Be sure the sac is completely covered by the solution in the beaker,
adding more solution if necessary.
- Keep the sacs undisturbed in the beakers for 1 hour. (Use
this time to continue with other experiments).
- After an hour, quickly and gently blot all three sacs dry,
weigh and record weights. (see Table).
- Get a beaker of water boiling on the hot plate.
- Measure glucose and sodium chloride as described below:
- For Sac/Beaker #1:
Place 5 mL of Benedict's solution in each of two test tubes. Put 4 mL of
the beaker fluid into one test tube and 4 mL of the sac fluid into the
other. Mark the tubes for identification and then place them in a beaker
containing boiling water. Place in a boiling bath for 2 minutes. Remove
from boiling bath and allow cooling. If a green, yellow, or rusty red
precipitate forms, the test indicates the presence of glucose. If the
solution remains the original blue color, the test is negative for glucose.
- For Sac/Beaker #3:
Take a 5mL sample of the beaker fluid and put it in a clean test tube. Add
a drop of silver nitrate. The appearance of a white precipitate or
cloudiness indicates the presence of AgCl (silver chloride), and thus the
presence of sodium chloride.
*Dialysis sacs are selectively permeable
membranes with pores of a particular size.
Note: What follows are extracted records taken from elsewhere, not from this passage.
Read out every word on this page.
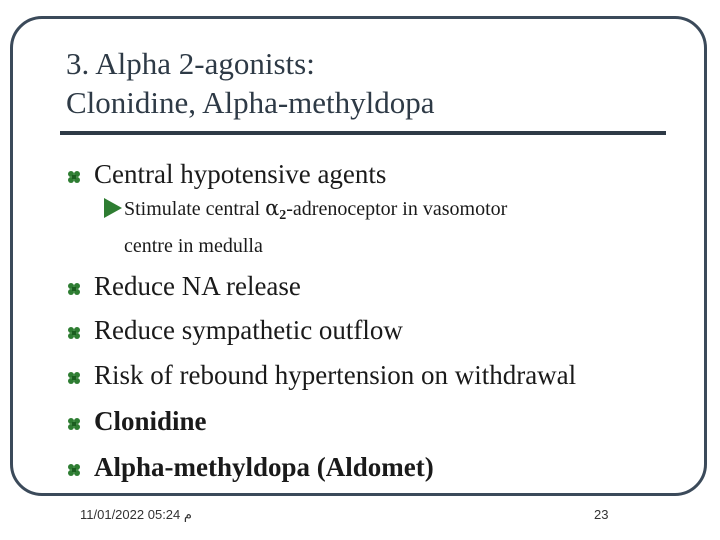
3. Alpha 2-agonists:
Clonidine, Alpha-methyldopa
Central hypotensive agents
Stimulate central $\alpha_2$-adrenoceptor in vasomotor
centre in medulla
Reduce NA release
Reduce sympathetic outflow
Risk of rebound hypertension on withdrawal
Clonidine
Alpha-methyldopa (Aldomet)
م 05:24 11/01/2022	23
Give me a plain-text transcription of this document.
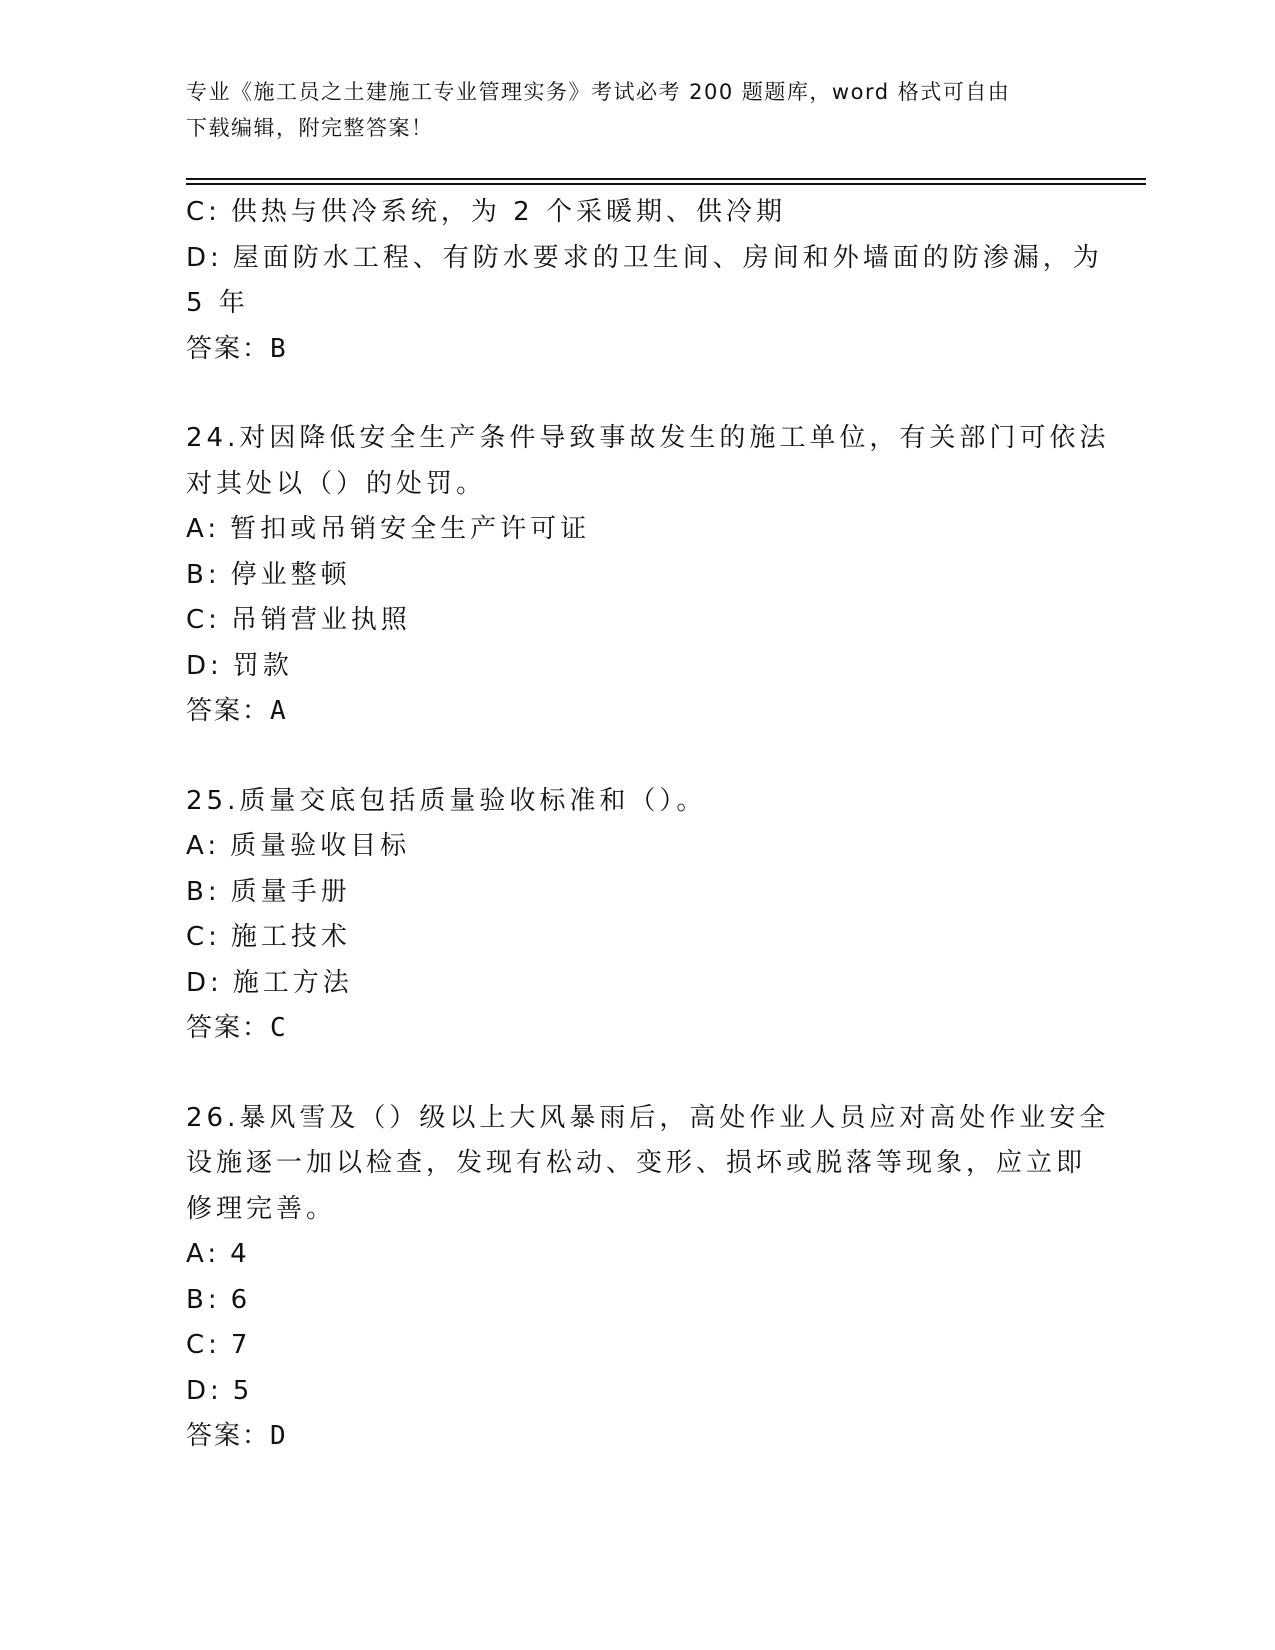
专业《施工员之土建施工专业管理实务》考试必考 200 题题库，word 格式可自由
下载编辑，附完整答案！
C: 供热与供冷系统，为 2 个采暖期、供冷期
D: 屋面防水工程、有防水要求的卫生间、房间和外墙面的防渗漏，为
5 年
答案：B
24.对因降低安全生产条件导致事故发生的施工单位，有关部门可依法
对其处以（）的处罚。
A: 暂扣或吊销安全生产许可证
B: 停业整顿
C: 吊销营业执照
D: 罚款
答案：A
25.质量交底包括质量验收标准和（）。
A: 质量验收目标
B: 质量手册
C: 施工技术
D: 施工方法
答案：C
26.暴风雪及（）级以上大风暴雨后，高处作业人员应对高处作业安全
设施逐一加以检查，发现有松动、变形、损坏或脱落等现象，应立即
修理完善。
A: 4
B: 6
C: 7
D: 5
答案：D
The selectivity of living membranes
depends on more than just pore size, but using the dialysis sacs will allow you
to examine selectivity due to this factor.
Results:
Table 1. Weight of Sacs Before and 1 hr After Submerging
|
Sac / Beaker solution
|
Weight before
|
Weight 1 hr after
|
|
Sac 1: 40% glucose
Beaker 1: distilled water
|
|
|
|
Sac 2: 40% glucose
Beaker 2: 40% glucose
|
|
|
|
Sac 3: 10% NaCl
Beaker 3: distilled water
|
|
|
Table 2. Reaction to Benedicts Solution and Silver Nitrate
|
Sac / Beaker
solution
|
Benedicts
|
Silver Nitrate
|
|
Sac #1: 40% glucose
|
|
XXX
|
|
Beaker #1: distilled water
|
|
XXX
|
|
Beaker #3: distilled water
|
XXX
|
|
Discussion:
- In which of the test situations did net osmosis occur?
- In which of the test situations did net dialysis occur?
- What conclusions can you make about the relative size of
glucose, NaCl, and water molecules?
- With what cell structure can the dialysis sac be compared?
Methods:
- Place a very small drop of 0.9% sodium chloride solution
(physiologic saline) on a slide. Clean your finger with a cotton ball and
isopropyl alcohol. Prick your finger and place a drop of blood to the
saline on the slide. Tilt the slide to mix, cover with a coverslip, and
immediately examine the preparation under the high-power lens. Place all
lancets and sharp materials in the “sharps container.” Place all other
materials that have been exposed to blood in the “biohazard bag.”
- Prepare another wet mount of blood, but this time use 1.5%
saline solution as the suspending medium. After 5 minutes, carefully
observe the red blood cells under high power.
- Using the slide from # 2 above, add a drop of distilled
water to the edge of the coverslip. Fold a piece of filter paper in half
and place its folded edge at the opposite edge of the coverslip; it will
absorb the saline solution and draw the distilled water across the cells.
Watch the red blood cells as they float across the field. After about 5
minutes have passed, describe the change in their appearance.
Results:
|
Bathing solution
|
Red blood cell appearance
|
|
0.9% sodium chloride solution (physiologic saline)
|
|
|
1.5% sodium chloride solution
|
|
|
distilled water
|
|
Discussion:
- Do the red blood cells retain their normal smooth
disc-like shape?
- What is happening to the normally smooth disc shape of the
red blood cells?
- How do your observations of test tube C in Experiment 1
correlate with what you have just observed under the microscope?